Strong
mechanical performance, appropriate adhesion capacity, and
excellent biocompatibility of conductive hydrogel-based sensors are
of great significance for their application. However, conventional
conductive hydrogels usually exhibit insufficient mechanical strength
and adhesion. In addition, they will lose flexibility and conductivity
under subzero temperature and a dry environment owing to inevitable
freezing and evaporation of water. In this study, a tough, flexible,
self-adhesive, long-term moisturizing, and antifreezing organohydrogel
was prepared, which was composed of gelatin, zwitterionic poly [2-(methacryloyloxy)
ethyl] dimethyl-(3-sulfopropyl) (PSBMA), MXene nanosheets, and glycerol.
Natural gelatin was incorporated to enhance mechanical performance
via the entanglement of a physical cross-linked network and a PSBMA
network, which was also used as a stabilizer to disperse MXene into
the organohydrogel. Zwitterionic PSBMA endowed the organohydrogel
with good adhesion and self-healing properties. Long-term moisturizing
properties and antifreeze tolerance could be achieved owing to the
synergistic water retention capacity of PSBMA and glycerol. The resulting
PSBMA–gelatin–MXene–glycerol (PGMG) organohydrogel
exhibited high mechanical fracture strength (0.65 MPa) and stretchability
(over 1000%), excellent toughness (3.87 MJ/m3), strong
and repeated adhesion to diverse substrates (e.g., paper, glass, silicon
rubber, iron, and pig skin), good fatigue resistance (under the cyclic
stretching–releasing process), and rapid recovery capacity.

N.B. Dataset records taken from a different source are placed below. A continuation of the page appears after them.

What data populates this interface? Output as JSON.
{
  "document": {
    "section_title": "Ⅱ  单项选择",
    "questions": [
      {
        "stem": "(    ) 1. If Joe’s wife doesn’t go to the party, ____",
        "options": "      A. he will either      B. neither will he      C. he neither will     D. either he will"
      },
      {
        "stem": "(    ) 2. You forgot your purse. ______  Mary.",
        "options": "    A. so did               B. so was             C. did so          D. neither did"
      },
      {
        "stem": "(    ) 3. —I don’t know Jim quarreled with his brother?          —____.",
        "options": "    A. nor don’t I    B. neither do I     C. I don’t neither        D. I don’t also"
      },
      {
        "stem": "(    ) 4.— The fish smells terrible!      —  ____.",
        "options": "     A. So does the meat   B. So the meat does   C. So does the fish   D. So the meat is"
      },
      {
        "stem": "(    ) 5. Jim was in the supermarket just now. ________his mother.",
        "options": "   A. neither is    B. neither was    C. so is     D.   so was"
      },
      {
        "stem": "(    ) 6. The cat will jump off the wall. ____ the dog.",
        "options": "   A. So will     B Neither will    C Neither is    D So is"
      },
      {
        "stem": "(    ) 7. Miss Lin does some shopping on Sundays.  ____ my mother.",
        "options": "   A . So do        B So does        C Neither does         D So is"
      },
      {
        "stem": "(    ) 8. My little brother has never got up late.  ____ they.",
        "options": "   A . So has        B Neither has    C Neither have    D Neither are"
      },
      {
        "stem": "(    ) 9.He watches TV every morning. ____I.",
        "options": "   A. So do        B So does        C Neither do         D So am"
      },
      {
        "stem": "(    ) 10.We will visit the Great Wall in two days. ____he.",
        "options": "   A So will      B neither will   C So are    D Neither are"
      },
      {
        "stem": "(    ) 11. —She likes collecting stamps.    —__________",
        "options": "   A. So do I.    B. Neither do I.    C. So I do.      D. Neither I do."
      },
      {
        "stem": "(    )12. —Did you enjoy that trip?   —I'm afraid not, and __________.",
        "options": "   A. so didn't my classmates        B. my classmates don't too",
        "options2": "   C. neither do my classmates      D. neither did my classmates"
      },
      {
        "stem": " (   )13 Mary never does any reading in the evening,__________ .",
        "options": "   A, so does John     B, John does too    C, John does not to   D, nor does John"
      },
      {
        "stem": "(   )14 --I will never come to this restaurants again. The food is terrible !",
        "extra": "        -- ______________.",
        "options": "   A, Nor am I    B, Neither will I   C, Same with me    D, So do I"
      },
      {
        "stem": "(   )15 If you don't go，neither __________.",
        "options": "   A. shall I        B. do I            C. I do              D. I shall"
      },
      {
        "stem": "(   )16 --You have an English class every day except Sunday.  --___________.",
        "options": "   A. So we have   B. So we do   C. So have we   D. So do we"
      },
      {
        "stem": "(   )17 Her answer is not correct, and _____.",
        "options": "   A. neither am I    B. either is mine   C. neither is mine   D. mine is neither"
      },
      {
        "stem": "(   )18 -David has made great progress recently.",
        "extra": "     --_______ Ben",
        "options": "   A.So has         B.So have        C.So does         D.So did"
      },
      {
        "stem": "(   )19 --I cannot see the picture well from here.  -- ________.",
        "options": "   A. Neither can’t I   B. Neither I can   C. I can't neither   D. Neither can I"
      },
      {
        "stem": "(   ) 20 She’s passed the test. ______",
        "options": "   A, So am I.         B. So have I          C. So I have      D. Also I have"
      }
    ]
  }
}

Moreover, the PGMG organohydrogel showed good stability under −40
°C. The sensor based on PGMG organohydrogel could tightly attach
to the human skin and real-time-monitor the motions of joints (e.g.,
bending of the finger, wrist, elbow, and knee) and the change in mood
such as smiling and frowning. Therefore, PGMG organohydrogels have
a huge potential for wearable sensors under room temperature or extreme
environments.